SAS standard, petite SAS ou micro SAS : quel régime s'applique à votre société ?
Toutes les SAS n'ont pas les mêmes contraintes. Le Code de commerce distingue trois catégories selon la taille de la société. Le classement repose sur trois seuils, appréciés à la clôture de l'exercice : si votre SAS ne dépasse pas 2 de ces 3 seuils, elle accède au régime allégé correspondant. Le régime s'applique à compter de l'exercice suivant. Si vous hésitez encore sur la forme juridique à adopter, un comparatif SAS ou SARL peut vous aider à trancher avant même d'aborder la question comptable.
| Critère | SAS standard | Petite SAS | Micro SAS |
|---|---|---|---|
| Seuil bilan total | > 4 M€ | ≤ 4 M€ | ≤ 350 000 € |
| Seuil CA HT | > 8 M€ | ≤ 8 M€ | ≤ 700 000 € |
| Seuil nombre de salariés | > 50 | ≤ 50 | ≤ 10 |
| Bilan | Complet | Simplifié | Simplifié |
| Compte de résultat | Complet | Complet | Simplifié |
| Annexe comptable | Complète | Simplifiée | ❌ Dispensée |
| Rapport de gestion | Obligatoire | Dispensé (sous conditions) | Dispensé |
| Confidentialité des comptes au greffe | ❌ Non | ✅ Partielle (compte de résultat) | ✅ Totale |
Exemple : votre SAS de conseil a un bilan de 200 000 €, un CA de 500 000 € et 3 salariés. Elle ne dépasse aucun des trois seuils micro. Vous êtes donc classée micro SAS : bilan et compte de résultat simplifiés, pas d'annexe à produire.
Quels livres comptables une SAS doit-elle tenir ?
Le livre-journal (journal comptable)
Le livre-journal est le registre central de la comptabilité d'une SAS. Il enregistre toutes les opérations comptables dans l'ordre chronologique. Chaque écriture comporte une date, un libellé décrivant l'opération, le montant, et les comptes débités et crédités.
Vous pouvez tenir le livre-journal en format papier ou numérique. En format numérique, la numérotation des pages n'est pas obligatoire, mais chaque écriture doit être identifiable et datée de manière irréversible. Le logiciel utilisé doit garantir qu'aucune écriture validée ne peut être modifiée ou supprimée sans laisser de trace. Pour choisir l'outil adapté à votre structure, consultez notre comparatif des logiciels de comptabilité pour SAS.
Les journaux auxiliaires
En pratique, les opérations sont d'abord saisies dans des journaux auxiliaires spécialisés, puis centralisées dans le livre-journal. Le choix des journaux auxiliaires dépend de l'activité de votre SAS. Voici les plus courants :
- Journal des achats : enregistre toutes les factures fournisseurs (matières premières, prestations, fournitures).
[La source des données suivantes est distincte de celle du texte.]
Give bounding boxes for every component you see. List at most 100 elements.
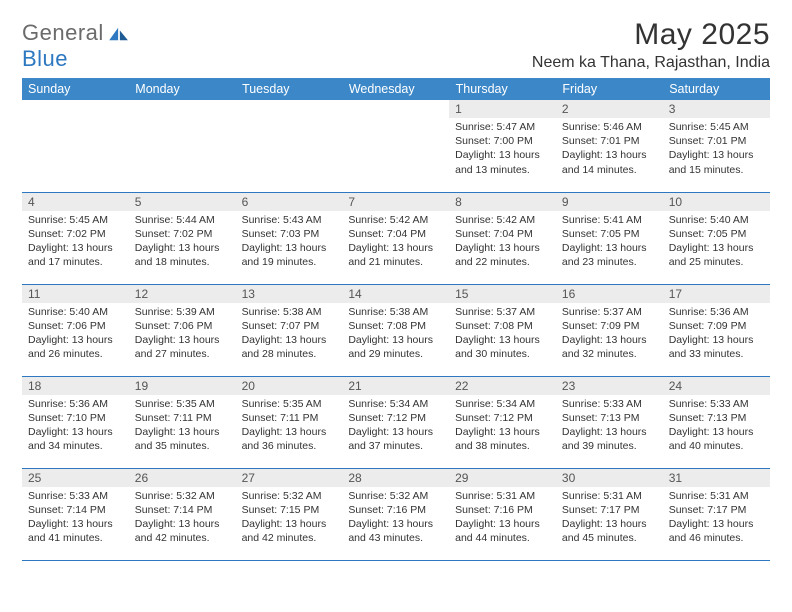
calendar-day-cell: 2Sunrise: 5:46 AMSunset: 7:01 PMDaylight… [556, 100, 663, 192]
calendar-day-cell: 13Sunrise: 5:38 AMSunset: 7:07 PMDayligh… [236, 284, 343, 376]
daylight-text: Daylight: 13 hours and 46 minutes. [669, 517, 766, 545]
weekday-header: Wednesday [342, 78, 449, 100]
sunrise-text: Sunrise: 5:36 AM [669, 305, 766, 319]
day-number: 12 [129, 285, 236, 303]
daylight-text: Daylight: 13 hours and 44 minutes. [455, 517, 552, 545]
sunset-text: Sunset: 7:06 PM [135, 319, 232, 333]
sail-icon [108, 26, 130, 42]
sunrise-text: Sunrise: 5:45 AM [28, 213, 125, 227]
daylight-text: Daylight: 13 hours and 33 minutes. [669, 333, 766, 361]
day-details: Sunrise: 5:32 AMSunset: 7:16 PMDaylight:… [342, 487, 449, 548]
sunrise-text: Sunrise: 5:47 AM [455, 120, 552, 134]
daylight-text: Daylight: 13 hours and 37 minutes. [348, 425, 445, 453]
sunrise-text: Sunrise: 5:33 AM [669, 397, 766, 411]
day-details: Sunrise: 5:34 AMSunset: 7:12 PMDaylight:… [342, 395, 449, 456]
day-details: Sunrise: 5:46 AMSunset: 7:01 PMDaylight:… [556, 118, 663, 179]
sunset-text: Sunset: 7:11 PM [242, 411, 339, 425]
day-number: 3 [663, 100, 770, 118]
calendar-week-row: 18Sunrise: 5:36 AMSunset: 7:10 PMDayligh… [22, 376, 770, 468]
sunrise-text: Sunrise: 5:32 AM [348, 489, 445, 503]
day-details: Sunrise: 5:39 AMSunset: 7:06 PMDaylight:… [129, 303, 236, 364]
day-number: 15 [449, 285, 556, 303]
daylight-text: Daylight: 13 hours and 41 minutes. [28, 517, 125, 545]
sunset-text: Sunset: 7:16 PM [348, 503, 445, 517]
daylight-text: Daylight: 13 hours and 35 minutes. [135, 425, 232, 453]
weekday-header: Tuesday [236, 78, 343, 100]
day-number: 17 [663, 285, 770, 303]
calendar-table: Sunday Monday Tuesday Wednesday Thursday… [22, 78, 770, 561]
calendar-day-cell: 6Sunrise: 5:43 AMSunset: 7:03 PMDaylight… [236, 192, 343, 284]
day-number-empty [236, 100, 343, 118]
calendar-day-cell [342, 100, 449, 192]
day-details: Sunrise: 5:36 AMSunset: 7:10 PMDaylight:… [22, 395, 129, 456]
sunrise-text: Sunrise: 5:37 AM [562, 305, 659, 319]
weekday-header: Thursday [449, 78, 556, 100]
sunrise-text: Sunrise: 5:40 AM [28, 305, 125, 319]
sunset-text: Sunset: 7:17 PM [669, 503, 766, 517]
calendar-day-cell: 1Sunrise: 5:47 AMSunset: 7:00 PMDaylight… [449, 100, 556, 192]
calendar-day-cell: 9Sunrise: 5:41 AMSunset: 7:05 PMDaylight… [556, 192, 663, 284]
daylight-text: Daylight: 13 hours and 27 minutes. [135, 333, 232, 361]
day-number: 14 [342, 285, 449, 303]
calendar-day-cell: 11Sunrise: 5:40 AMSunset: 7:06 PMDayligh… [22, 284, 129, 376]
calendar-day-cell: 4Sunrise: 5:45 AMSunset: 7:02 PMDaylight… [22, 192, 129, 284]
calendar-day-cell: 7Sunrise: 5:42 AMSunset: 7:04 PMDaylight… [342, 192, 449, 284]
daylight-text: Daylight: 13 hours and 17 minutes. [28, 241, 125, 269]
sunrise-text: Sunrise: 5:33 AM [28, 489, 125, 503]
day-number: 7 [342, 193, 449, 211]
day-details: Sunrise: 5:45 AMSunset: 7:01 PMDaylight:… [663, 118, 770, 179]
daylight-text: Daylight: 13 hours and 38 minutes. [455, 425, 552, 453]
sunset-text: Sunset: 7:01 PM [562, 134, 659, 148]
daylight-text: Daylight: 13 hours and 26 minutes. [28, 333, 125, 361]
sunrise-text: Sunrise: 5:34 AM [455, 397, 552, 411]
sunrise-text: Sunrise: 5:35 AM [242, 397, 339, 411]
sunrise-text: Sunrise: 5:42 AM [455, 213, 552, 227]
calendar-day-cell: 28Sunrise: 5:32 AMSunset: 7:16 PMDayligh… [342, 468, 449, 560]
weekday-header: Friday [556, 78, 663, 100]
sunset-text: Sunset: 7:16 PM [455, 503, 552, 517]
sunrise-text: Sunrise: 5:38 AM [348, 305, 445, 319]
day-details: Sunrise: 5:31 AMSunset: 7:17 PMDaylight:… [556, 487, 663, 548]
calendar-day-cell: 10Sunrise: 5:40 AMSunset: 7:05 PMDayligh… [663, 192, 770, 284]
daylight-text: Daylight: 13 hours and 15 minutes. [669, 148, 766, 176]
day-details: Sunrise: 5:44 AMSunset: 7:02 PMDaylight:… [129, 211, 236, 272]
day-number: 25 [22, 469, 129, 487]
calendar-day-cell: 31Sunrise: 5:31 AMSunset: 7:17 PMDayligh… [663, 468, 770, 560]
day-details: Sunrise: 5:32 AMSunset: 7:14 PMDaylight:… [129, 487, 236, 548]
sunset-text: Sunset: 7:17 PM [562, 503, 659, 517]
brand-text-gray: General [22, 20, 104, 46]
day-details: Sunrise: 5:43 AMSunset: 7:03 PMDaylight:… [236, 211, 343, 272]
day-details: Sunrise: 5:47 AMSunset: 7:00 PMDaylight:… [449, 118, 556, 179]
daylight-text: Daylight: 13 hours and 23 minutes. [562, 241, 659, 269]
sunset-text: Sunset: 7:12 PM [348, 411, 445, 425]
sunrise-text: Sunrise: 5:41 AM [562, 213, 659, 227]
sunset-text: Sunset: 7:14 PM [135, 503, 232, 517]
sunrise-text: Sunrise: 5:31 AM [562, 489, 659, 503]
day-details: Sunrise: 5:37 AMSunset: 7:08 PMDaylight:… [449, 303, 556, 364]
brand-logo: General [22, 20, 132, 46]
day-number: 10 [663, 193, 770, 211]
day-number: 8 [449, 193, 556, 211]
sunset-text: Sunset: 7:04 PM [348, 227, 445, 241]
sunrise-text: Sunrise: 5:45 AM [669, 120, 766, 134]
weekday-header-row: Sunday Monday Tuesday Wednesday Thursday… [22, 78, 770, 100]
daylight-text: Daylight: 13 hours and 30 minutes. [455, 333, 552, 361]
day-number: 1 [449, 100, 556, 118]
day-number: 18 [22, 377, 129, 395]
day-number-empty [342, 100, 449, 118]
day-details: Sunrise: 5:42 AMSunset: 7:04 PMDaylight:… [449, 211, 556, 272]
day-details: Sunrise: 5:40 AMSunset: 7:05 PMDaylight:… [663, 211, 770, 272]
day-number: 19 [129, 377, 236, 395]
month-title: May 2025 [532, 18, 770, 52]
sunrise-text: Sunrise: 5:32 AM [135, 489, 232, 503]
day-number: 20 [236, 377, 343, 395]
calendar-week-row: 25Sunrise: 5:33 AMSunset: 7:14 PMDayligh… [22, 468, 770, 560]
day-details: Sunrise: 5:37 AMSunset: 7:09 PMDaylight:… [556, 303, 663, 364]
daylight-text: Daylight: 13 hours and 45 minutes. [562, 517, 659, 545]
calendar-day-cell: 5Sunrise: 5:44 AMSunset: 7:02 PMDaylight… [129, 192, 236, 284]
calendar-day-cell [22, 100, 129, 192]
daylight-text: Daylight: 13 hours and 42 minutes. [135, 517, 232, 545]
day-number: 16 [556, 285, 663, 303]
sunset-text: Sunset: 7:06 PM [28, 319, 125, 333]
day-number: 26 [129, 469, 236, 487]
- Journal des ventes : enregistre toutes les factures que vous émettez à vos clients.
- Journal de banque : retrace les mouvements sur le compte bancaire professionnel (encaissements, décaissements, virements).
- Journal des salaires : enregistre les écritures de paie si votre SAS emploie des salariés (salaires bruts, cotisations, nets à payer).
- Journal des opérations diverses (OD) : regroupe les écritures qui ne relèvent d'aucun autre journal, comme les déclarations de TVA, les amortissements ou les provisions.
Le grand livre
Le grand livre reprend toutes les écritures du livre-journal, mais les classe par numéro de compte au lieu de les présenter par date. Il permet de visualiser le solde de chaque compte à tout moment. Par exemple, en consultant le compte 411 « Clients », vous voyez l'ensemble des factures émises et des règlements reçus, avec le solde restant dû. Le grand livre est obligatoire pour toute SAS, quelle que soit sa taille.
Le livre d'inventaire
Bon à savoir : le livre d'inventaire, qui recensait les éléments d'actif et de passif à la clôture, n'est plus obligatoire depuis 2016. Cette obligation a été supprimée pour les exercices ouverts à compter du 1er janvier 2016. Vous n'avez donc pas à le tenir.
Que contiennent les comptes annuels d'une SAS ?
Le bilan : photographie du patrimoine à la clôture
Le bilan dresse l'état du patrimoine de votre SAS à la date de clôture de l'exercice. Il se compose de deux parties qui doivent toujours s'équilibrer : total actif = total passif.
| Actif (ce que la société possède) | Passif (ce que la société doit) |
|---|---|
| Immobilisations incorporelles (brevets, fonds de commerce, logiciels) | Capitaux propres (capital social, réserves, résultat de l'exercice) |
| Immobilisations corporelles (matériel, véhicules, mobilier) | Dettes financières (emprunts bancaires) |
| Immobilisations financières (participations, dépôts de garantie) | Dettes fournisseurs |
| Stocks (marchandises, matières premières) | Dettes fiscales et sociales (TVA, IS, cotisations) |
| Créances clients | Autres dettes |
| Trésorerie (banque, caisse) |
Les petites SAS et micro SAS peuvent établir un bilan simplifié (modèle abrégé), qui regroupe certaines rubriques et réduit le nombre de lignes à compléter. Pour aller plus loin sur l'imposition de la SAS et son articulation avec les comptes annuels, un guide dédié détaille les mécanismes fiscaux à connaître.
Le compte de résultat : mesure de la performance de l'exercice
Le compte de résultat retrace l'activité de la SAS sur l'exercice. Il met en regard les produits (ce que la société a gagné) et les charges (ce qu'elle a dépensé).
Produits :
- Chiffre d'affaires (ventes de biens ou prestations de services)
- Produits financiers (intérêts perçus, gains de change)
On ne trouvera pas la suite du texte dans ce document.